Marketing's Effect on Firm Value

Marketing AnalyticsEdeling, A.; Fischer, M. · 2016Journal of Marketing Research
Topicsfirm value elasticity·marketing finance·meta-analysis·marketing assets·advertising expenditure·brand equity·customer equity

You are in front of the board defending marketing as a driver of firm value, and the CFO wants the number that ties spend to valuation. The instinct is to lead with the advertising budget. That is the weaker card. When you pool four decades of studies, a 1% change in annual advertising spend barely moves firm value, while a 1% change in the brand-related assets (brand equity, brand perceptions) and customer-related assets (customer satisfaction, customer equity) you own moves it far more, with customer equity moving it most of all. Lead the board conversation with the assets marketing owns, not the budget it spends.

What moves the company's stock-market value is the brand and customer base you own; the ad budget you spend each year barely moves it.

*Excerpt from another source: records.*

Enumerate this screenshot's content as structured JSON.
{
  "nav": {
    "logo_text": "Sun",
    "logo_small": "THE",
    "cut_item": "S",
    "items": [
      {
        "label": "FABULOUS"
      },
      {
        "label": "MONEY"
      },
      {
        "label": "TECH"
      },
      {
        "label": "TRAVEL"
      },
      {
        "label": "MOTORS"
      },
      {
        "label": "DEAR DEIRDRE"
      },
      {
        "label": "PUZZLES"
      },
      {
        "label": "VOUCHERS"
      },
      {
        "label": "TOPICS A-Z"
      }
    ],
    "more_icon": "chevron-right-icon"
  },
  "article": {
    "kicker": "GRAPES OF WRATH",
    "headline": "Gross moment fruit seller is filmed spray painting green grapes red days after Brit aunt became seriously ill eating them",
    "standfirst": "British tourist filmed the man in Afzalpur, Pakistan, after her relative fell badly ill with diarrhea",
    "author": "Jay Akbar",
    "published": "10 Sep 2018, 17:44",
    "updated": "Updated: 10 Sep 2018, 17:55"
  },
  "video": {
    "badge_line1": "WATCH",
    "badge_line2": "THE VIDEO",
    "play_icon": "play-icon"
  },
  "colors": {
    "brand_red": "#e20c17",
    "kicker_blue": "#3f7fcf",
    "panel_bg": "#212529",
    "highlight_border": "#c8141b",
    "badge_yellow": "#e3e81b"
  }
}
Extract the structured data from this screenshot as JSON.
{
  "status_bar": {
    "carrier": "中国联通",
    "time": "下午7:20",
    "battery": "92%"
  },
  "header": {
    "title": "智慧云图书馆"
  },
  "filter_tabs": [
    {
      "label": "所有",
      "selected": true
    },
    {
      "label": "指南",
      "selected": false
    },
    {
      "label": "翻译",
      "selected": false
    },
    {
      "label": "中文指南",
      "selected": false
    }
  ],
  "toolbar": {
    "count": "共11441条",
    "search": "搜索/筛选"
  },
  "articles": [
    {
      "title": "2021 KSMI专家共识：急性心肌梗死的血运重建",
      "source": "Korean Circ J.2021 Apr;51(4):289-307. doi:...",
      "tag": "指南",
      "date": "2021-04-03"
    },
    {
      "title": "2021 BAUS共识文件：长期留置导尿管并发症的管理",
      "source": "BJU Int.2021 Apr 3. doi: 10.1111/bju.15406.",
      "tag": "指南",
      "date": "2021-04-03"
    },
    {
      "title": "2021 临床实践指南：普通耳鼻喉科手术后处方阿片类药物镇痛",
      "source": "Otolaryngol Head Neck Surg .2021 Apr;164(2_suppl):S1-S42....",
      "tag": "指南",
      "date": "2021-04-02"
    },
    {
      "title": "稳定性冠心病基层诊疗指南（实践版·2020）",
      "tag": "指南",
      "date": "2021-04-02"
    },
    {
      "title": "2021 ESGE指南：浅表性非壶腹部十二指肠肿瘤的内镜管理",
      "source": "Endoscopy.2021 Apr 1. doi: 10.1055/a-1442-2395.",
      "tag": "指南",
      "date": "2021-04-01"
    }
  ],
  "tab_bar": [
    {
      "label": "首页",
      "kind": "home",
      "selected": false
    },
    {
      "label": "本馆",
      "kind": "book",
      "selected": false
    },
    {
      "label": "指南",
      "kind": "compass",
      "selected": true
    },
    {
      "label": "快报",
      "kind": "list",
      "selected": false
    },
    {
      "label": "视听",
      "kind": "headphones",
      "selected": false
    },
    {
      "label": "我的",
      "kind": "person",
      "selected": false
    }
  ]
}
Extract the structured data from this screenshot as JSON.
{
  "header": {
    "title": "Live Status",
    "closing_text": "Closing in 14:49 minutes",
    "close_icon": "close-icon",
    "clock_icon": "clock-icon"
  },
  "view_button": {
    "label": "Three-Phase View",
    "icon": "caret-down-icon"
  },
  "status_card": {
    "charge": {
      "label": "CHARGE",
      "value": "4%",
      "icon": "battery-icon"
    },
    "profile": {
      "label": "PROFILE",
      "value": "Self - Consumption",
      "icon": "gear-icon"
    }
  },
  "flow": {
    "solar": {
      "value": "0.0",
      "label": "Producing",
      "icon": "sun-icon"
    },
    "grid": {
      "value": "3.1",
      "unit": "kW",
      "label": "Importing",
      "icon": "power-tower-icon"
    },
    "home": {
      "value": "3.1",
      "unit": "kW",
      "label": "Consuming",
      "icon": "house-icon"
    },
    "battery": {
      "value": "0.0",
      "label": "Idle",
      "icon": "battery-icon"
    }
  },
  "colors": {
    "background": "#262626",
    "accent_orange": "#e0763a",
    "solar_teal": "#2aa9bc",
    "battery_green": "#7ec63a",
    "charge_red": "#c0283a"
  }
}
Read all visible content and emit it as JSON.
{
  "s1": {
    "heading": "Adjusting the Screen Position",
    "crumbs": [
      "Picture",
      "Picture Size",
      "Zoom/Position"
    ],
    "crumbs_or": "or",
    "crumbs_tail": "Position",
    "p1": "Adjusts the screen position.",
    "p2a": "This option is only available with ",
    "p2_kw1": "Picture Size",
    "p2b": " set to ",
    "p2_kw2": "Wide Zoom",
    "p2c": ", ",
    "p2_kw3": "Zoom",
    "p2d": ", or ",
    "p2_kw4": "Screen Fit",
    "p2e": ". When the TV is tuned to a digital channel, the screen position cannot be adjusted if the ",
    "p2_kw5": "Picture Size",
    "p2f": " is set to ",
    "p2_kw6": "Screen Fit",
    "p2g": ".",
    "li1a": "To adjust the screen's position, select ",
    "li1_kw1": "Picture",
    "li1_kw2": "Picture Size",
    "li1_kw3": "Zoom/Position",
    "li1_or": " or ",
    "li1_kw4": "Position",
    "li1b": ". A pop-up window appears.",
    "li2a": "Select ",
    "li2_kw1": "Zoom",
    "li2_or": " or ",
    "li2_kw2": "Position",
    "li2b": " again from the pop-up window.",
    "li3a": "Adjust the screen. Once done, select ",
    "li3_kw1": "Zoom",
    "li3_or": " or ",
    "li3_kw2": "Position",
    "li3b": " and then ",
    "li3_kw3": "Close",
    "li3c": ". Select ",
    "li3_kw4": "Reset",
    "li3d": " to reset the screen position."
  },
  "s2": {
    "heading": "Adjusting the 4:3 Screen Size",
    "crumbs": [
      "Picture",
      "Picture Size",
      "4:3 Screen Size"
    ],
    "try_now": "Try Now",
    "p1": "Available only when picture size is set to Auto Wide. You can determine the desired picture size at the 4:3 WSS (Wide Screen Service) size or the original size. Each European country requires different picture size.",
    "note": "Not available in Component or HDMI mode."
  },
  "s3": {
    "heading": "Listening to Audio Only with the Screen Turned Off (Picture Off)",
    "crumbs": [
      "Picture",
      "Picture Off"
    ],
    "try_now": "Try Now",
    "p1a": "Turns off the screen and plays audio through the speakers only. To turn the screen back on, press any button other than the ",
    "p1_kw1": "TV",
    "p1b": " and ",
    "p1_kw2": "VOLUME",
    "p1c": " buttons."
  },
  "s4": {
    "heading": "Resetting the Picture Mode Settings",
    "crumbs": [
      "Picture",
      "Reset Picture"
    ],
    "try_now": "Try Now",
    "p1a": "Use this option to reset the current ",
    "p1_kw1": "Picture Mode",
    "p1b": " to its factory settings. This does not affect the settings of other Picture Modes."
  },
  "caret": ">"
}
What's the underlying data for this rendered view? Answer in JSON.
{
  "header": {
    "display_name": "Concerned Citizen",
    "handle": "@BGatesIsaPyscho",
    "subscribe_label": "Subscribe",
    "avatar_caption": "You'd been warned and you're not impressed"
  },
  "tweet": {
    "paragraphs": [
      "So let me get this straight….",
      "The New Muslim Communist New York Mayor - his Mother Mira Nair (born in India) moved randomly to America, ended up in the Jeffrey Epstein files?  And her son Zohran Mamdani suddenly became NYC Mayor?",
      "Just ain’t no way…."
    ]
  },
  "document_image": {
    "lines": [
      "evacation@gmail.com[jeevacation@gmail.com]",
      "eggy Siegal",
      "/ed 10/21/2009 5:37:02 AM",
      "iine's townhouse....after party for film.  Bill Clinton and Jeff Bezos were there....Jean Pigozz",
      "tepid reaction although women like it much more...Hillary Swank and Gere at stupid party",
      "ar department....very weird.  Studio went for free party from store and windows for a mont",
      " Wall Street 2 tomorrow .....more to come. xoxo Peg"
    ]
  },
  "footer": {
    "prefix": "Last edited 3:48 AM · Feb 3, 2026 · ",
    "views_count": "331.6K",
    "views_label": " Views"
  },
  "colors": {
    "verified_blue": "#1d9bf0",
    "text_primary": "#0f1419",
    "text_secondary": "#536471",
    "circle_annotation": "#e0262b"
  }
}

When you make the case to the board that marketing builds firm value (the company's stock-market valuation), the strongest evidence points to your marketing assets, brand equity and customer equity, rather than the size of this year's advertising budget. Among those assets, customer equity carries the most weight.

Data chart

What moves the company's stock-market value most

Customer Assets0.72All Marketing Assets0.54Brand Assets0.33Annual Ad Spend0.04

A 1% change in the brand and customer base a firm owns moves its stock-market value far more than a 1% change in annual ad spend, and the customer base moves it most.

Action guide

  1. Build the board case on brand equity and customer equity, not the ad budget you spend.Firm value tracks those owned assets far more than annual advertising, so lead the valuation argument with them.
  2. Put customer equity at the center of the value story.It moves firm value more than brand equity does, and by more over time, so make it the headline asset when you argue marketing's contribution to valuation.
  3. Read a near-zero ad-spend-to-value number as spending near the right level.This number measures how much firm value moves when you change ad spend by 1%. The research reads a near-zero figure as a firm advertising at close to its best level; treat the sign as your guide, below zero suggests spending too much and above zero suggests spending too little.
  4. Protect brand equity and customer equity first when a downturn forces cuts.Those assets contribute more to firm value in downturns, while ad spend gets no such lift, so shield brand and customer investment ahead of the media line.
  5. Expect advertising to do even less for firm value in categories run by a few big rivals.Where large competitors match each other's spend, the link between ad spend and firm value weakens further (concentration coefficient about -0.063). The paper did not test whether brand or customer equity's link to firm value shifts with concentration, so don't extend the owned-asset case into that territory until it's tested.
  6. When you benchmark these numbers, use the corrected studies, not the raw ones.Studies that skip the standard corrections overstate marketing's link to firm value, so anchor on the corrected figures: near zero for annual ad spend, and much larger for the marketing assets you own.

Evidence

  • Firm value barely moves when annual advertising spend changes; it moves far more when the firm's brand equity and customer equity change.
  • Customer equity moves firm value more than twice as much as brand equity does, and that edge has grown over the decades studied.
  • Once the studies are cleaned up for known measurement problems, the average direct link between ad spend and firm value drops to about zero, while the link from marketing assets holds up. The authors read a near-zero direct link as a sign firms are already advertising near their best level, not a sign advertising is wasted.
  • In a downturn, a firm's marketing assets count for more toward its value; annual ad spend shows no matching downturn lift.
  • Where a few large rivals dominate a category, ad spend does even less for firm value, in line with rivals matching each other's advertising.
  • Roughly one in four of the pooled advertising estimates is negative (ad spend slightly lowering stock-market value), a sign some firms are spending past the point that pays.

Key takeaway

The brand and customer base you own move the company's stock-market value; the ad budget you spend each year barely does.

Source

Edeling, A., & Fischer, M. (2016). Marketing's impact on firm value: Generalizations from a meta-analysis. Journal of Marketing Research, 53(4), 515–534. https://doi.org/10.1509/jmr.14.0046

Read the paper ↗

Evidence strength: Strong (488 firm-value estimates pooled from 83 studies, mostly US and North American public firms, 1971 to 2011 data). These findings speak most confidently to how advertising spend and brand and customer assets relate to the stock-market value of public firms (whether the effects differ for young versus mature firms is untested); less so to private firms, non-US markets, or to sales- or profit-based outcomes, which this research did not measure.